Certaines découvertes scientifiques ne surgissent des profondeurs que par hasard. Ce fut le cas d’"Alicia", une femelle grand requin blanc marquée en 2012 d’un émetteur satellite au large de Gansbaai (Cap-Occidental, Afrique du Sud) – et qui, des années plus tard, est "réapparue" de façon inattendue dans le secteur de la pêche en Indonésie.
Les chercheurs ont suivi l’itinéraire d’Alicia jusqu’en avril 2014, lorsque son émetteur a donné un dernier signal à environ 1.000 kilomètres au sud-est de Madagascar. Ensuite, le silence radio s’est installé. Ce n’est qu’en 2016 que la balise a été retrouvée en Indonésie, extraite d’un requin capturé. Grâce au numéro de série et à la comparaison avec la base de données, il a été établi sans équivoque qu’il s’agissait de la balise fixée en 2012 sur une femelle grand requin blanc subadulte d’environ 3,90 mètres. À son débarquement en Indonésie, l’animal avait été classé à tort comme un requin mako à longues nageoires.
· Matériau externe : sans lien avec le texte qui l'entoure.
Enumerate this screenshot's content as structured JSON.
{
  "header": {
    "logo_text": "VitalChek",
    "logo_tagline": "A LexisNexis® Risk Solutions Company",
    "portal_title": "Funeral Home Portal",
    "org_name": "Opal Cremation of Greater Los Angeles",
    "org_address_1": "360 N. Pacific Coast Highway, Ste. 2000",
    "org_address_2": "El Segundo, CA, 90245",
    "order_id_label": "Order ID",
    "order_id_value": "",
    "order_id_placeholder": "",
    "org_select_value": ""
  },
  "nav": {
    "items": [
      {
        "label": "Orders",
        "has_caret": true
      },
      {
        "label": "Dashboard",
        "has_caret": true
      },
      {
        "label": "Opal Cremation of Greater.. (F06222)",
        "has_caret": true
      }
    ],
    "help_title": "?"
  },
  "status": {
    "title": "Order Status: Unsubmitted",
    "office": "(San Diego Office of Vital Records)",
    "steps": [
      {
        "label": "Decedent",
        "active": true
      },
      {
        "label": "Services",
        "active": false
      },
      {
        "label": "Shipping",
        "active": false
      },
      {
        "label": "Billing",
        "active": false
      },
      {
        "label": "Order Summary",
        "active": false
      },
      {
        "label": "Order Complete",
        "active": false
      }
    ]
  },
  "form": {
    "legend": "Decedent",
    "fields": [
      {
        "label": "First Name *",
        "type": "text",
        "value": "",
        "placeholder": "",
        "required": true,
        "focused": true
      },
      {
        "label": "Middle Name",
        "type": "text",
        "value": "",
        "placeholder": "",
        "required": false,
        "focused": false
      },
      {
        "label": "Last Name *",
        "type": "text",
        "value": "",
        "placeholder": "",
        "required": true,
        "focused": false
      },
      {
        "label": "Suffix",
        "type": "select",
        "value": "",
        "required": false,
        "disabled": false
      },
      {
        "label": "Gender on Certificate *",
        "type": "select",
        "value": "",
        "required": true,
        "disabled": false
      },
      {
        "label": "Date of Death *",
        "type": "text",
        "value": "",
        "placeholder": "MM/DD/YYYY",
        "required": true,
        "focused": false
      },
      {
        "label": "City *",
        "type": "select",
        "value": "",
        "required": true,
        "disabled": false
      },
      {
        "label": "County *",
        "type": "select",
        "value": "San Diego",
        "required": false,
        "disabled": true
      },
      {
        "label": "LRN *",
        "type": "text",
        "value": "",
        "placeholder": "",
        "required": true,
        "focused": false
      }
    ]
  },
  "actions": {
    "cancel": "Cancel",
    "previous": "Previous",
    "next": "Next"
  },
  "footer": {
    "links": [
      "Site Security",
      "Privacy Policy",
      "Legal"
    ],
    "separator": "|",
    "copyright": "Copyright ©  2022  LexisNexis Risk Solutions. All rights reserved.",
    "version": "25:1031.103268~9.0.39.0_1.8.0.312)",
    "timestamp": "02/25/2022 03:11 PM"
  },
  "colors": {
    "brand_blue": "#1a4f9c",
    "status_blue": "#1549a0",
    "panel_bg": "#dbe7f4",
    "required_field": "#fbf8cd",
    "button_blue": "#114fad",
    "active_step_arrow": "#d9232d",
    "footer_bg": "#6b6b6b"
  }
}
Voyage record à travers les océans – et un heureux hasard
Les données de télémétrie révèlent un schéma de déplacement exceptionnel : à partir de 2013, Alicia a parcouru environ 38.000 kilomètres en 395 jours – soit en moyenne 56 kilomètres par jour. Elle a traversé des eaux dont la température de surface variait de 3,8 à 29 °C, passant notamment par la zone marine protégée des uThukela Banks sur la côte est de l’Afrique du Sud, pour finalement atteindre l’Asie du Sud-Est. Il s’agit de la plus longue migration documentée de ce type et du premier signalement d’un grand requin blanc provenant des eaux sud-africaines en Asie du Sud-Est.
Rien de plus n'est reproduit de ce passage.